In January 2016, I and a friend visited the top of the Walkie Talkie. And in April 2016, I posted one of the photos I took during that visit, the third of these three Walkie Talkie photos. Somewhat later, in September 2017, I posted quite a few more of the photos I took during that same visit, of my fellow photoers, surprise surprise. Galleries were harder to do and to view on the old blog, blah blah, reprise. And now that galleries are so much easier to do and view, here’s another clutch of photos from that day, this time showing what the inside of the top of Walkie Talkie is like.

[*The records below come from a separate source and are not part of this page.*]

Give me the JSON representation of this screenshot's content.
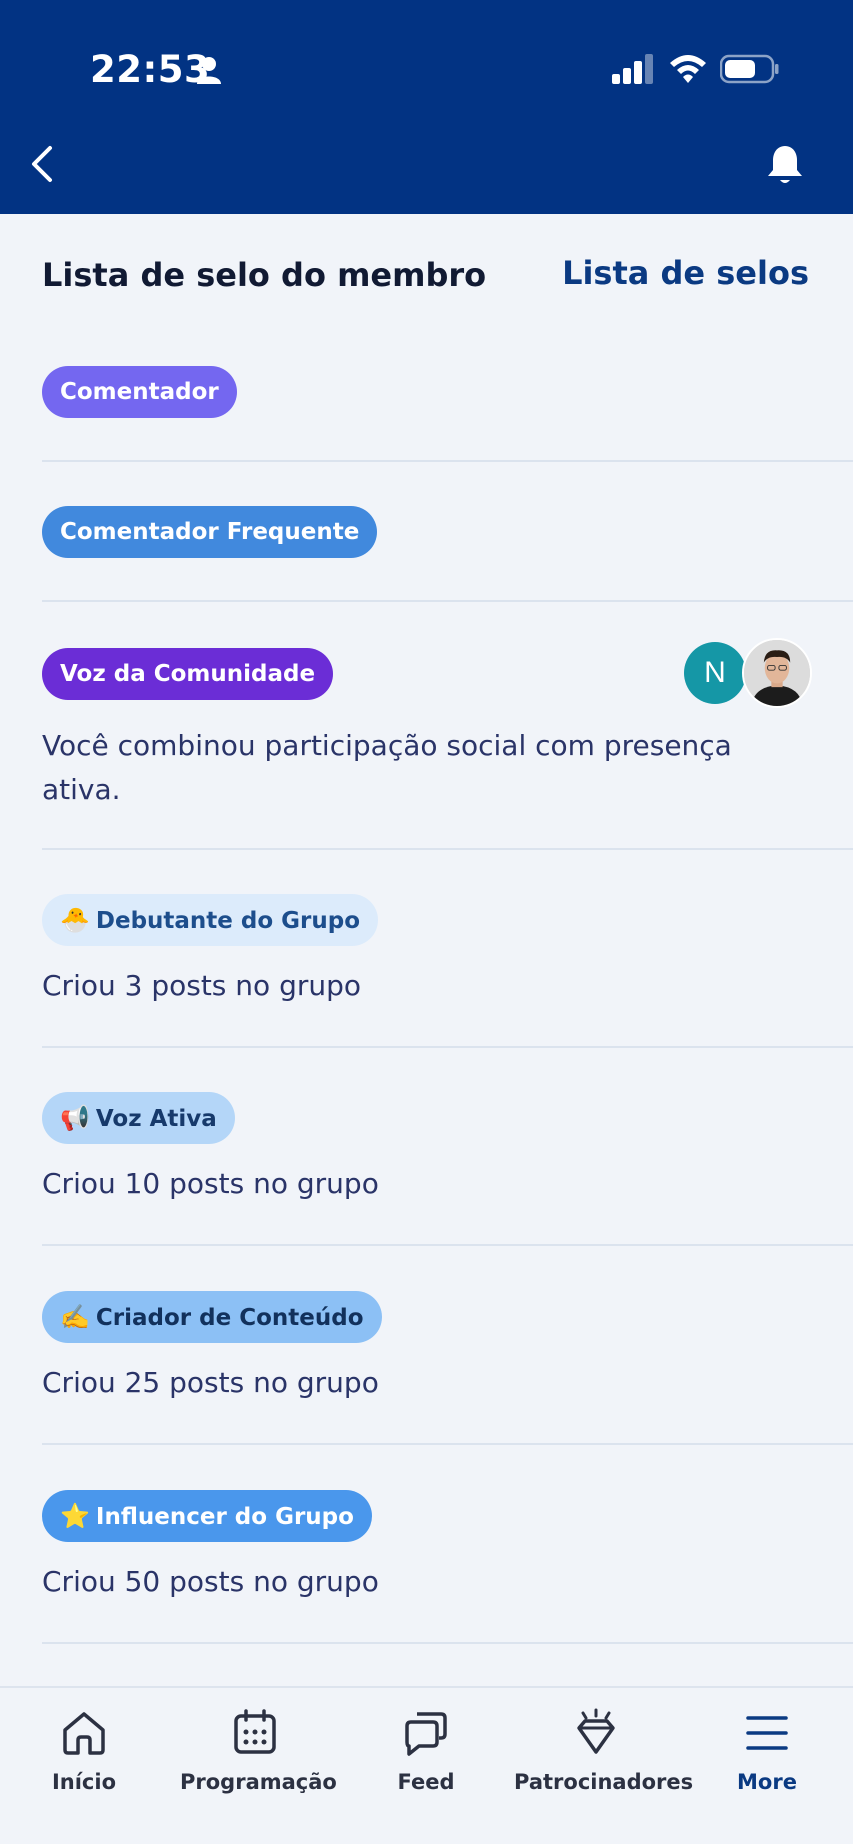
{
  "status_bar": {
    "time": "22:53"
  },
  "header": {
    "back_icon": "chevron-left-icon",
    "notification_icon": "bell-icon"
  },
  "page": {
    "title": "Lista de selo do membro",
    "link": "Lista de selos"
  },
  "badges": [
    {
      "label": "Comentador",
      "emoji": "",
      "description": "",
      "bg": "#7467f0",
      "fg": "#ffffff"
    },
    {
      "label": "Comentador Frequente",
      "emoji": "",
      "description": "",
      "bg": "#4189dd",
      "fg": "#ffffff"
    },
    {
      "label": "Voz da Comunidade",
      "emoji": "",
      "description": "Você combinou participação social com presença ativa.",
      "bg": "#6b2dd6",
      "fg": "#ffffff",
      "avatars": [
        "N"
      ]
    },
    {
      "label": "Debutante do Grupo",
      "emoji": "🐣",
      "description": "Criou 3 posts no grupo",
      "bg": "#dcebfb",
      "fg": "#1d4e8c"
    },
    {
      "label": "Voz Ativa",
      "emoji": "📢",
      "description": "Criou 10 posts no grupo",
      "bg": "#b4d6f8",
      "fg": "#173a6b"
    },
    {
      "label": "Criador de Conteúdo",
      "emoji": "✍️",
      "description": "Criou 25 posts no grupo",
      "bg": "#8cc0f5",
      "fg": "#12315c"
    },
    {
      "label": "Influencer do Grupo",
      "emoji": "⭐",
      "description": "Criou 50 posts no grupo",
      "bg": "#4a97ec",
      "fg": "#ffffff"
    }
  ],
  "nav": {
    "items": [
      {
        "label": "Início",
        "icon": "home-icon"
      },
      {
        "label": "Programação",
        "icon": "calendar-icon"
      },
      {
        "label": "Feed",
        "icon": "chat-icon"
      },
      {
        "label": "Patrocinadores",
        "icon": "diamond-icon"
      },
      {
        "label": "More",
        "icon": "menu-icon"
      }
    ]
  }
}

Getting into the Walkie Talkie was quite a palaver, and I’ll bet that hasn’t got any easier. So lots of people who will never want to endure all this palaver to visit this place themselves might nevertheless appreciate being told what the inside of it looks like. So, here is this next clutch of photos:

When you google Walkie Talkie, you get lots of moaning from a few years back about how terrible it is. I love it. And I continue to tell all my friend, and you lot, that eventually it will be greatly loved. But, this evening anyway, I could find no one who agreed with me.

Quota gallery from exactly one year ago

I’ll be doing a lot less of this sort of thing, just wandering about in London, photoing at will:

And yes, photoed on March 17th 2019, in and around Hay’s Galleria. Tower Bridge, HMS Belfast, The Shard, all around there. Across the river, the Tower of London, no less.

The last photo is of that big lump of a building at the southern end of London Bridge, near to the Shard.

Also light fittings. I like London’s light fittings.

I also like that photo-posting here is back, after a short interruption.

March 17th 2019 was a date from that far off time before BMNB even existed, and galleries like this were tedious to do, and impossible for all you readers and viewers to click through conveniently, and above all quickly.

I’ll probably be doing quite a bit of catching up of this sort in the next few months, what with being stuck at home. As of now it looks like old geezers like me will be shouted at by the Fuzz, strictly from a distance you understand, to go home and to stay home.

Shopping for food or medicine will be tolerated. Just meandering about photoing, forget about it.

How mobile phones and headphones looked in Feb 2010

Today I went on a photo-walk in perfect weather and photoed over three hundred photos. But how to choose which ones to show? And how to choose when I just want to go to bed? I know, I’ll fob you off with some photos I photoed ten years ago, in February 2010.

All of them illustrate change. Photo 1 shows how mobile phones used to look, but not any more. Photo 4 shows how video cameras used to look, but not any more. Now they look like mobile phones, which would be because they now are mobile phones. Photo 3 shows a guy photoing, but that’s not the point, not least because we can’t even see his camera. The point is, what’s directly behind him. Nothing. Now, there is a hurricane of building in the blank bit on the horizon there.

Photo 2 shows something you seldom see now, or at any rate not out of doors, which is big old cover-your-ears headphones like that. Now, that guy probably puts tiny bobbles in his ears, with wires hanging down. You only wear something like that now if you want your ears to be a lot warmer than they’d otherwise be.